Après Les Marchands, j'ai vu  le 13 novembre 2014 au Théâtre national de Toulouse  Au Monde  de la compagnie Louis Brouillard avec une  scénographie toujours épurée et où domine le noir et le blanc, où les scènes s’enchaînent comme des séquences au cinéma.

Si dans les  marchands il s'agissait de présenter le travail comme idéologie, comment par son  absence ou sa présence il nous habite, nous travaille de l'intérieur comme de l'extérieur dans Au Monde  l'angle de vue s’élargit : il s'agit de notre condition d'être au monde.

 

Les Marchands  invite le spectateur dans le monde d'en bas, chez les  maigres, les sans dents, là où les fins de mois sont difficiles ; Au monde  invite le spectateur dans le monde d'en haut, chez les gras,  où « Là,  tout n'est qu'ordre et beauté/ Luxe, calme et volupté » comme on pourrait se l'imaginer, en tout cas, là, où les besoins primaires sont satisfaits et où trouver un travail n'est pas un souci, là où la question du bonheur, du sens, de sa présence au monde,  de ce que l'on fait pour soi et pour autrui se pose avec autant d'acuité que pour celui qui se trouve rejeté du monde du travail. Même si en haut comme en bas on s'invente des histoires qui servent de cache sexe comme des Ève dans le jardin d'Eden découvrant soudain que la médaille a deux faces qui s'opposent sans pouvoir se détacher ou même s'éloigner l'une de l'autre ; où en haut comme en bas on se rend compte que même chasser du monde on ne peut tomber hors du monde ; le ghetto, c'est encore le monde, qu'il soit riche où qu'il soit pauvre. Dans tous les ghettos on voudrait le bonheur sans la souffrance. Mais est-il possible d'avoir l'un sans l'autre et à quel prix ?

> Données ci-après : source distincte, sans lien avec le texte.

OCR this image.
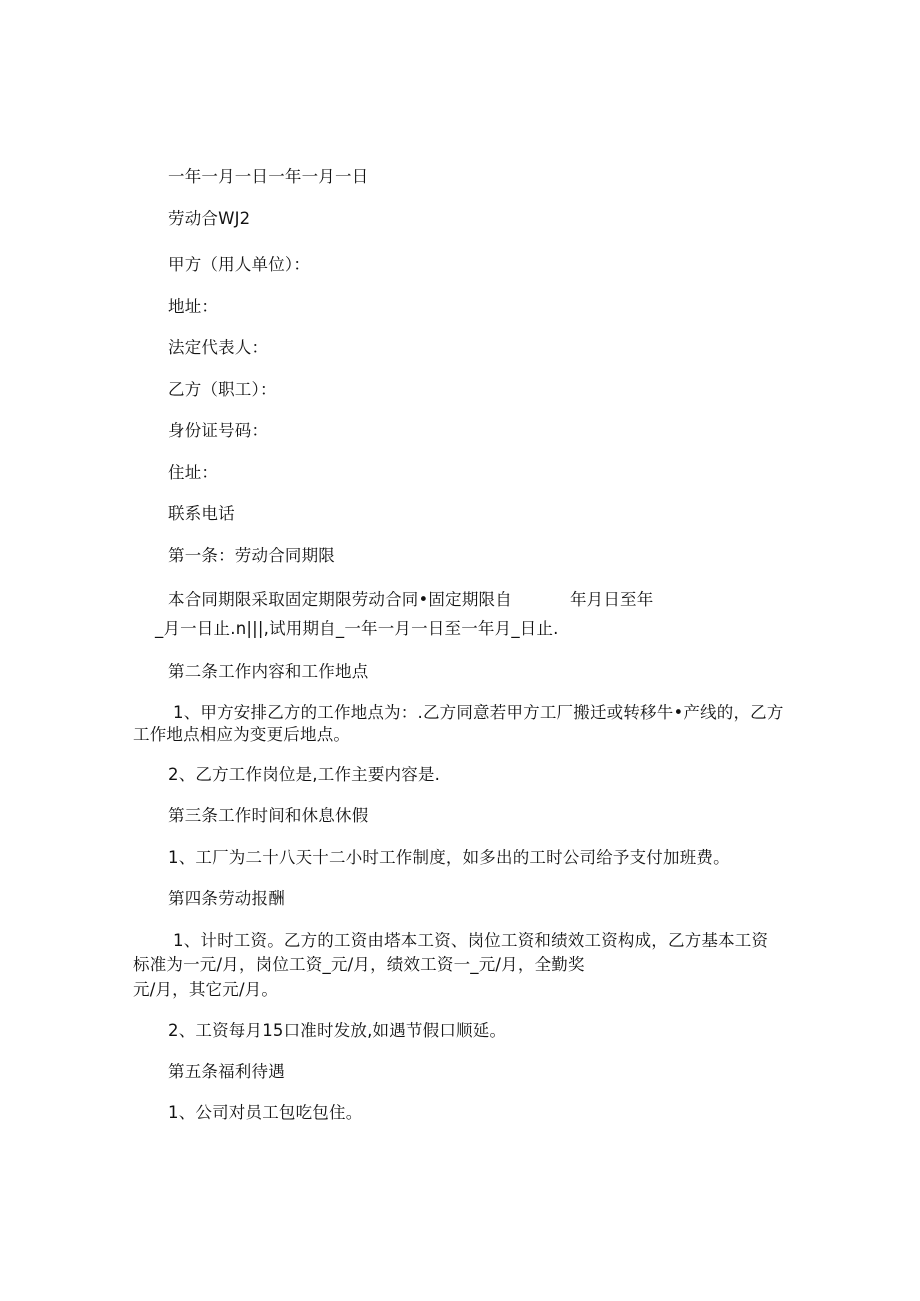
一年一月一日一年一月一日
劳动合WJ2
甲方（用人单位）：
地址：
法定代表人：
乙方（职工）：
身份证号码：
住址：
联系电话
第一条：劳动合同期限
本合同期限采取固定期限劳动合同•固定期限自	年月日至年
_月一日止.n|||,试用期自_一年一月一日至一年月_日止.
第二条工作内容和工作地点
1、甲方安排乙方的工作地点为：.乙方同意若甲方工厂搬迁或转移牛•产线的，乙方
工作地点相应为变更后地点。
2、乙方工作岗位是,工作主要内容是.
第三条工作时间和休息休假
1、工厂为二十八天十二小时工作制度，如多出的工时公司给予支付加班费。
第四条劳动报酬
1、计时工资。乙方的工资由塔本工资、岗位工资和绩效工资构成，乙方基本工资
标准为一元/月，岗位工资_元/月，绩效工资一_元/月，全勤奖
元/月，其它元/月。
2、工资每月15口准时发放,如遇节假口顺延。
第五条福利待遇
1、公司对员工包吃包住。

Comme le dit Joël Pommerat dans le dossier de presse, Au monde est donc une pièce plus abstraite

Il serait possible de résumer la pièce en disant : Dans une famille  dont le père sidérurgiste a su construire un empire qui emploie des millions de personnes dans le monde, l'heure de la succession à la tête des affaires familiales a sonné. Le père, dont la mémoire s'efface, créateur et dirigeant de l'empire attend Ori, le fils prodigue, militaire brillant, pour lui transmettre les rênes mais Ori dont la vue baisse jusqu'à être aveugle à la fin de la pièce voudrait vivre une deuxième vie  plus simple et plus profonde. Après, des semaines de marche méditative le soir, il accepte la proposition, pour ne pas faire souffrir son père.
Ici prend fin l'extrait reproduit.